Both narrators are excellent in their own right, but together?!? Wowza. What’s particularly unusual about this narrator pairing – Johnson as Frankie and Morgan as Arlo – is that they are both low voices – bass and baritone voices, respectively – deep, rich, and textured. Johnson’s is more resonant than Morgan’s, but Morgan has a flatter affect with a roughness to it that has an inherent just-rolled-out-of-bed sexiness. Typically in your dual and duet narrator pairings, one narrator’s natural voice sits higher than the other’s in pitch, or is very different in timbre. The lines are blurred here, though, yet neither narrator would be mistaken for the other, and the characters they inhabit are consistently distinguishable and intuitively portrayed.
Morgan and Johnson are a good match for Valentine’s story here. It’s emotional and gritty, tackling lost opportunities, broken promises, battles with addiction, and second chances for life and love. Sitting at the story’s heart is a found family dynamic between two brothers, Frankie and Lennox, and their foster siblings, Arlo, Clem, and Remy, who form a seemingly unbreakable bond with love and promises always to stay together. That is until Frankie breaks that promise.
The characters are now coming back together after four years of hurt with a maturity gained through a not-easy-life lived in the interim. Morgan and Johnson both have vocal gravitas – a maturity and weight that commands attention. Even in moments of love and laughter, they never lose their voices’ genuine, intrinsic authenticity, which works exceptionally well with the characters here and the meaningful story Valentine tells.
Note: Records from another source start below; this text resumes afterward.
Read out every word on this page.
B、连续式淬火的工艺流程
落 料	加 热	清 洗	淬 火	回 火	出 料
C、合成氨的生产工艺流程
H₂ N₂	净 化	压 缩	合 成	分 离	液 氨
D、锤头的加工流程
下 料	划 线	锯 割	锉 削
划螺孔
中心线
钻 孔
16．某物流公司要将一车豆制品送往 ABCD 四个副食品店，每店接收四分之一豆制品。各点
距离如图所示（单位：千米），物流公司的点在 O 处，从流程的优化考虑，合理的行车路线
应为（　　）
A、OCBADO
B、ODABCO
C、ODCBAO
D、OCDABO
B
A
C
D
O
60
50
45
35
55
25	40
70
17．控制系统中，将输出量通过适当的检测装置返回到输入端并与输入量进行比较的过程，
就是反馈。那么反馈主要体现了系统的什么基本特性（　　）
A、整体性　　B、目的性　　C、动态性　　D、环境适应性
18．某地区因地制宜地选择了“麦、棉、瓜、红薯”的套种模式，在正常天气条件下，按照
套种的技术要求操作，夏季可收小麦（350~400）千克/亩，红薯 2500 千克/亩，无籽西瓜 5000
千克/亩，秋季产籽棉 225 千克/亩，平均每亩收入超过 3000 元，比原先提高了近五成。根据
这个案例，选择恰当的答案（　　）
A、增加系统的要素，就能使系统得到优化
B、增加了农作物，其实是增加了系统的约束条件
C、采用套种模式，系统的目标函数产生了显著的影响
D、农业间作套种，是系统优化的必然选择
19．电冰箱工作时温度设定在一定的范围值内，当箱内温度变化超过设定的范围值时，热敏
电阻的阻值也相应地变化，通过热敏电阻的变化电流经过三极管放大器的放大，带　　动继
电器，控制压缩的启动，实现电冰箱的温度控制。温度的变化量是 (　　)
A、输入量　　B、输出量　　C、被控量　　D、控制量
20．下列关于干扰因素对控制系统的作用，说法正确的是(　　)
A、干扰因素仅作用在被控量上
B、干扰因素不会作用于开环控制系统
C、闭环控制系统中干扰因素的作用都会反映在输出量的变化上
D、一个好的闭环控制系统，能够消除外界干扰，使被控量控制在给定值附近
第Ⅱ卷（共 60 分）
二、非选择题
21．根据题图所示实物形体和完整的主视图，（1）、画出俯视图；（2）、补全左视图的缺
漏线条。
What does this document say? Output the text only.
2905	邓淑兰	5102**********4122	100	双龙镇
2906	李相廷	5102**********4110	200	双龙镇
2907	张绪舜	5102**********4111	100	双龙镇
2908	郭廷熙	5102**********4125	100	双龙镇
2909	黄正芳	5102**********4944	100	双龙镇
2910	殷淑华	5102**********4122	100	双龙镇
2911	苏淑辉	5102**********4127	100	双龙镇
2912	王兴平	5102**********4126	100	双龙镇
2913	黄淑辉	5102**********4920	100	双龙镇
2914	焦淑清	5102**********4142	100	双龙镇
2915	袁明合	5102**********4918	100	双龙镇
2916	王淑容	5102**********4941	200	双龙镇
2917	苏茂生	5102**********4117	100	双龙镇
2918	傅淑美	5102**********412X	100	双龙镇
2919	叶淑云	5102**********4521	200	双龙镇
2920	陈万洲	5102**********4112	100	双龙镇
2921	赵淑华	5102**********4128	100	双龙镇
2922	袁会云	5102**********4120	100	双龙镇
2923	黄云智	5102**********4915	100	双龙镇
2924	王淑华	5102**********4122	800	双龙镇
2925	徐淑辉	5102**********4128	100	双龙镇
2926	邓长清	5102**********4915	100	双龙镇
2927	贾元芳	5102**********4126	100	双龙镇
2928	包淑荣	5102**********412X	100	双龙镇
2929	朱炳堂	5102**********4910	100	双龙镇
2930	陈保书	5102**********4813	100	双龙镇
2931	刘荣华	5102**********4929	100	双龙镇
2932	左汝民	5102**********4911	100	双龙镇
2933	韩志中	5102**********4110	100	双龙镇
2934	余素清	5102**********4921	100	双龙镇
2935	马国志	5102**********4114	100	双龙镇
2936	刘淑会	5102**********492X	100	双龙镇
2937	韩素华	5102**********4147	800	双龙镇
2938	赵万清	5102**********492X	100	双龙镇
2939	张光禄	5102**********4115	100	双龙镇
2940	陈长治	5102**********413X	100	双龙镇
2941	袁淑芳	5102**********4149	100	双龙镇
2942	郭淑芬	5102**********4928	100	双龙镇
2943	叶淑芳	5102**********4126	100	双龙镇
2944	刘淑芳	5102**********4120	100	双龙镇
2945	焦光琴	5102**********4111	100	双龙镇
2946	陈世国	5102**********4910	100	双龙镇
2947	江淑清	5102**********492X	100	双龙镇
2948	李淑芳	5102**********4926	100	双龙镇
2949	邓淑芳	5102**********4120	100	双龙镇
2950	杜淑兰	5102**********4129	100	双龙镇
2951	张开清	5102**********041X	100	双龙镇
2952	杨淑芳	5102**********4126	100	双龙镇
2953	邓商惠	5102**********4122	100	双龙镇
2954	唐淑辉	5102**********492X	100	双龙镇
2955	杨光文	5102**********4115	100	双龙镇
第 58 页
While the story is emotionally complex, especially as Frankie and Arlo rediscover each other and navigate what their relationship should look like going forward, it surprisingly lacks a bit of the emotional bite that Valentine so successfully conveys in Without You. Perhaps it’s unfair to compare the two because Unwanted is a beautiful, poignant story enjoyable in its own right, and Morgan and Johnson amp that up tenfold with their vocal performances.
While Morgan and Johnson both do a fantastic job, Johnson is truly the standout. He has a preternatural ability to translate emotion through pacing, dynamics, subtle breaks in his voice, pained whispers, emphatic shouts – he’s fully inhabiting Frankie, and you cannot help but feel Frankie’s story as you listen. Very few narrators achieve this type of subsuming performance, but I’ve heard Johnson do it before, and he does it again here.
I recommend the Unwanted audiobook. It’s a wholly satisfying listening experience that fills out Valentine’s terrific writing, giving impact to an emotional story in a way that the text alone does not convey.